India has lifted the restrictions on the exports of N95 masks on October 6, 2020. After this decision, all kinds of masks are now allowed to be exported by India with no limits in quantities. In August, the government provided permission to export N95 masks for up to 5 million units. It also allowed exports of medical goggles in August, with the maximum exports limited to 2 million a month. Even for face shields and masks other than N95, exports were freely allowed.

India placed the ban on exports of medical supplies in the first place to fulfil the surging demand in the country amid the COVID pandemic. In January, the government announced a plan to ban the exports of all types of masks. This was then followed by a ban on Active Pharmaceutical Ingredients (APIs), alcohol-based sanitizers, gloves and other medical supplies.

However, later on in April, the situation started reversing with revision of export prohibition policy for APIs. In May and June, the government also lifted the restrictions on exports of medical items including alcohol-based sanitizers, non-medical/non-surgical masks and paracetamol. In July, the DGFT eased norms for exports of face shields, certain kinds of surgical masks and medical goggles.

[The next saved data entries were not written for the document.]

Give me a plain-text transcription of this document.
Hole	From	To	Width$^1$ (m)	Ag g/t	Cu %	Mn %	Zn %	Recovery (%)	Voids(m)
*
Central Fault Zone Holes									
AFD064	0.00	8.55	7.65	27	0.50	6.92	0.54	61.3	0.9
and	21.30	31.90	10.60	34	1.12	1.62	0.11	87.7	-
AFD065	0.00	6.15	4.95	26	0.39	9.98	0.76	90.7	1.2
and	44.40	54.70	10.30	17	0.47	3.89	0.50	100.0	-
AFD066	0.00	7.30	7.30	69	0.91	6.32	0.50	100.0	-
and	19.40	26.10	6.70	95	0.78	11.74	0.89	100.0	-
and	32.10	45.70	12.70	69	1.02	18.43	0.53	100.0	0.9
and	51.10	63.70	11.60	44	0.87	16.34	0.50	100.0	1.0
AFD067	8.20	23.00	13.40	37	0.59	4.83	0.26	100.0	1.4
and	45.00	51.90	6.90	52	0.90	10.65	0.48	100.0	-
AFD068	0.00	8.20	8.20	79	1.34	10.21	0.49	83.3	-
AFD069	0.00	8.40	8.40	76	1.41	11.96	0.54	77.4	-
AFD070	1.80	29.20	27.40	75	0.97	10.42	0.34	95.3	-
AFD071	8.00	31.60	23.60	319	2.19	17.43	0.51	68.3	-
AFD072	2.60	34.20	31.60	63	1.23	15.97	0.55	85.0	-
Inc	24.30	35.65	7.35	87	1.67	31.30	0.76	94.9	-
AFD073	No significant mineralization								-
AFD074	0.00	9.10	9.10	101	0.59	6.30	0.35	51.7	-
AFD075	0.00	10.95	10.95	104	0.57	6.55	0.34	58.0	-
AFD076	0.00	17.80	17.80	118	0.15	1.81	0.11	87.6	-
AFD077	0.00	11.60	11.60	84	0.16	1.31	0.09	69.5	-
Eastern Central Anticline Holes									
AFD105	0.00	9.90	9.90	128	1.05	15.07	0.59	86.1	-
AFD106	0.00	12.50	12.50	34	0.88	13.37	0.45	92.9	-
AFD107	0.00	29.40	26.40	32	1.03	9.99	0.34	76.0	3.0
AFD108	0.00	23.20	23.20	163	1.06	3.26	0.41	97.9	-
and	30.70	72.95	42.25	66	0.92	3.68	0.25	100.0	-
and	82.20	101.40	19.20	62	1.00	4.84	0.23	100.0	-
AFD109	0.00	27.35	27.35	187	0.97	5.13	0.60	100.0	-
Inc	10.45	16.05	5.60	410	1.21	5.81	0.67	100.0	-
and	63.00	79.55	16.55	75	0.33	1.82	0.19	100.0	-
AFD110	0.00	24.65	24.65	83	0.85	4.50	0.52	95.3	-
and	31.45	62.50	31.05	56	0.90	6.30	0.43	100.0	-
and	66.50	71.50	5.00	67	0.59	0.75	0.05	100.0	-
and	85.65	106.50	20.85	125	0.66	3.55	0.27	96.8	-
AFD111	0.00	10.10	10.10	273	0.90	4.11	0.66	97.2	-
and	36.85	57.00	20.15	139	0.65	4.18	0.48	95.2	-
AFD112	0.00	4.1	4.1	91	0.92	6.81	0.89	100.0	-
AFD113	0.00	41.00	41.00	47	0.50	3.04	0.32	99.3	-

As per a report by Invest India, the country is ranked second in global manufacturing of PPE kits, with a production of 4.5 lakh PPE kits per day. Its production of PPE has increased by 56-folds within sixty days starting from March 1, where items in PPE include surgical/N-95 masks, goggles, gloves, gowns/coverall, shoe cover and head cover.

The Association of Indian Medical Device Industry, reported in June that India’s N-95 masks production is 31.2 million units and out of it, the surplus capacity is of 1.05 million masks. Large Indian companies including Myntra, Flipkart, Big Basket and Reliance Retail have participated actively in manufacturing and distribution of masks in the lockdown. American conglomerate Honeywell announced in August that it has begun monthly production of 2 million disposable face masks.  AEPC chairman A. Sakthivel stated:

“This move will increase India’s exports by Rs 1,000 crore annually. The country will now be able to bag export orders worth crore of rupees in this huge business opportunity. Annual export of all the PPE kits including N-95 masks could be around Rs 3,000 crore to Rs 4,000 crore.

Restriction on exports of PPEs was put to meet the shortage of supply in the country. However, as the production of masks and other medical equipment improved in India, manufacturers urged the Central Government to release restrictions imposed on the exports to generate revenue from the surplus quantity.

The All India Mask Manufacturers Association appealed to the government in September to remove any restrictions imposed on exports of N-95 masks, since the country’s manufacturers currently have the capacity to produce 20 crore masks a month. During the lockdown many people shifted to manufacturing PPEs in India, as their conventional means of livelihood came under threat.

The major hub for PPE manufacturing is Bengaluru, which accounts for approximately 50% of the production of the country. Some of the other regions with approved manufacturing units include Tirupur, Coimbatore, and Chennai in Tamil Nadu, Vadodara and Ahmedabad in Gujarat, Kolkata, Delhi, Noida and few other places.